Get on all fours, cushioning your knees with an exercise mat or towel. Slowly lift one leg and extend it behind you, keeping your arms, knees, and wrists as straight as possible. Press your heel up towards the ceiling before lowering it back down. Repeat 10 times per leg for 2 sets.
Exercises to avoid
Deep squatting, excessive stair climbing, and hopping should all be avoided during the healing process, as these put extra strain on the knee.
Treatments for runner's knee
- Rest is the top treatment option for runner's knee. It's the best way to lower inflammation in the area, so you can begin to streamline the healing process with other techniques.
- Once you've adequately rested, icing the affected area can help to lower inflammation and swelling. Begin with 20 minutes on, 20 minutes off pattern with an ice pack, until swelling goes down.
- Using supportive insoles can help in maintaining structural alignment and prevent further damage to the knee or surrounding areas. Insoles like Fulton insoles custom mold to align your body and prevent the onset of runner’s knee by stabilizing your ankle and absorbing shock and impact.

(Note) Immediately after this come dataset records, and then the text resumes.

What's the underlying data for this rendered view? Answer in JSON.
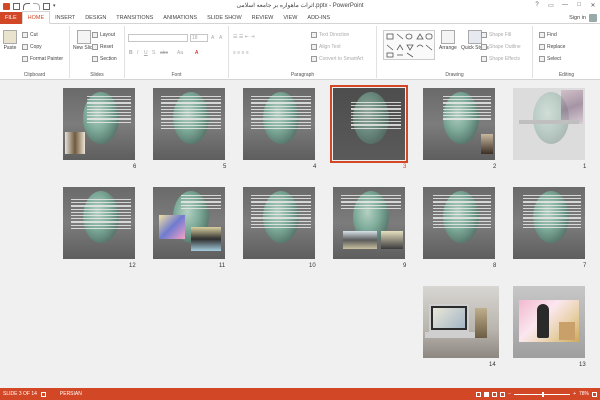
{
  "app": {
    "title": "اثرات ماهواره بر جامعه اسلامی.pptx - PowerPoint"
  },
  "window_controls": {
    "help": "?",
    "restore": "▭",
    "minimize": "—",
    "maximize": "□",
    "close": "✕"
  },
  "tabs": [
    "FILE",
    "HOME",
    "INSERT",
    "DESIGN",
    "TRANSITIONS",
    "ANIMATIONS",
    "SLIDE SHOW",
    "REVIEW",
    "VIEW",
    "ADD-INS"
  ],
  "account": {
    "signin": "Sign in"
  },
  "ribbon": {
    "clipboard": {
      "label": "Clipboard",
      "paste": "Paste",
      "cut": "Cut",
      "copy": "Copy",
      "format_painter": "Format Painter"
    },
    "slides": {
      "label": "Slides",
      "new_slide": "New Slide",
      "layout": "Layout",
      "reset": "Reset",
      "section": "Section"
    },
    "font": {
      "label": "Font",
      "size": "18",
      "bold": "B",
      "italic": "I",
      "underline": "U",
      "strike": "S",
      "shadow": "abc",
      "aa": "Aa"
    },
    "paragraph": {
      "label": "Paragraph",
      "text_direction": "Text Direction",
      "align_text": "Align Text",
      "convert": "Convert to SmartArt"
    },
    "drawing": {
      "label": "Drawing",
      "arrange": "Arrange",
      "quick_styles": "Quick Styles",
      "shape_fill": "Shape Fill",
      "shape_outline": "Shape Outline",
      "shape_effects": "Shape Effects"
    },
    "editing": {
      "label": "Editing",
      "find": "Find",
      "replace": "Replace",
      "select": "Select"
    }
  },
  "slides": [
    {
      "num": "1",
      "selected": false
    },
    {
      "num": "2",
      "selected": false
    },
    {
      "num": "3",
      "selected": true
    },
    {
      "num": "4",
      "selected": false
    },
    {
      "num": "5",
      "selected": false
    },
    {
      "num": "6",
      "selected": false
    },
    {
      "num": "7",
      "selected": false
    },
    {
      "num": "8",
      "selected": false
    },
    {
      "num": "9",
      "selected": false
    },
    {
      "num": "10",
      "selected": false
    },
    {
      "num": "11",
      "selected": false
    },
    {
      "num": "12",
      "selected": false
    },
    {
      "num": "13",
      "selected": false
    },
    {
      "num": "14",
      "selected": false
    }
  ],
  "status": {
    "slide": "SLIDE 3 OF 14",
    "language": "PERSIAN",
    "zoom": "78%"
  },
  "colors": {
    "accent": "#d24726"
  }
}
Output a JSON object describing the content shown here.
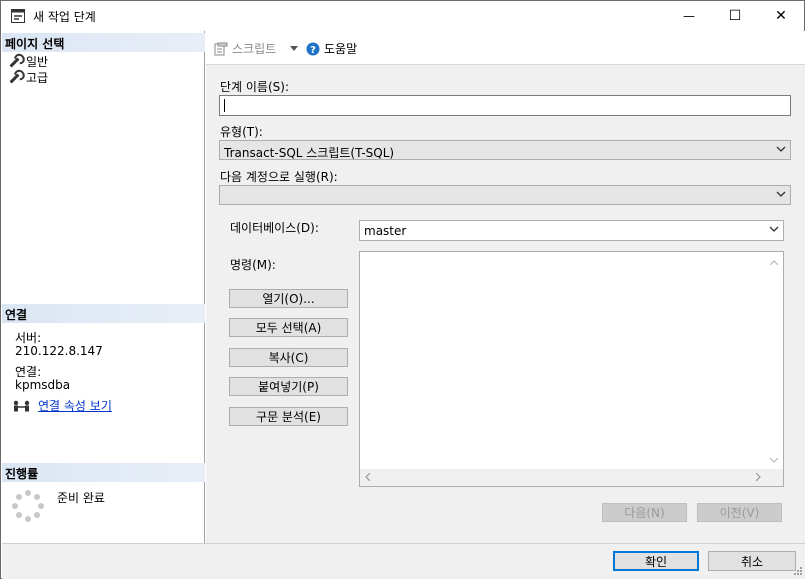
{
  "window": {
    "title": "새 작업 단계",
    "minimize_glyph": "—",
    "maximize_glyph": "☐",
    "close_glyph": "✕"
  },
  "left": {
    "page_select_header": "페이지 선택",
    "pages": [
      "일반",
      "고급"
    ],
    "connection_header": "연결",
    "server_label": "서버:",
    "server_value": "210.122.8.147",
    "connection_label": "연결:",
    "connection_value": "kpmsdba",
    "view_connection_props": "연결 속성 보기",
    "progress_header": "진행률",
    "progress_status": "준비 완료"
  },
  "toolbar": {
    "script_label": "스크립트",
    "help_label": "도움말",
    "icons": [
      "script-icon",
      "dropdown-arrow-icon",
      "help-icon"
    ]
  },
  "form": {
    "step_name_label": "단계 이름(S):",
    "step_name_value": "",
    "type_label": "유형(T):",
    "type_value": "Transact-SQL 스크립트(T-SQL)",
    "run_as_label": "다음 계정으로 실행(R):",
    "run_as_value": "",
    "database_label": "데이터베이스(D):",
    "database_value": "master",
    "command_label": "명령(M):",
    "command_value": "",
    "buttons": {
      "open": "열기(O)...",
      "select_all": "모두 선택(A)",
      "copy": "복사(C)",
      "paste": "붙여넣기(P)",
      "parse": "구문 분석(E)"
    },
    "next": "다음(N)",
    "previous": "이전(V)"
  },
  "footer": {
    "ok": "확인",
    "cancel": "취소"
  },
  "colors": {
    "accent": "#0078d7",
    "link": "#0033cc",
    "panel_bg": "#f0f0f0",
    "section_header": "#dbe6f4"
  }
}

- Using a compression sleeve or brace can immobilize the area and promote healing without exacerbating inflammation.
- Using NSAIDs (non-steroidal anti-inflammatory drugs) can help manage pain. This shouldn't be used as a way to mask the pain and continue the activity, but it can make the healing process more manageable.
Signs of healing
After implementing these exercises and treatment techniques, there are some signs of healing that you should be on the lookout for.
- Being able to straighten and bend the knee fully
- Feeling no pain when performing the activities that once caused pain
- The knee is as strong as the uninjured knee
Runner's knee can be frustrating, but we hope that these treatments and exercises help to streamline the healing process and get back to running pain-free. If pain persists for more than two months, it might be best to seek guidance from a doctor of physical therapist.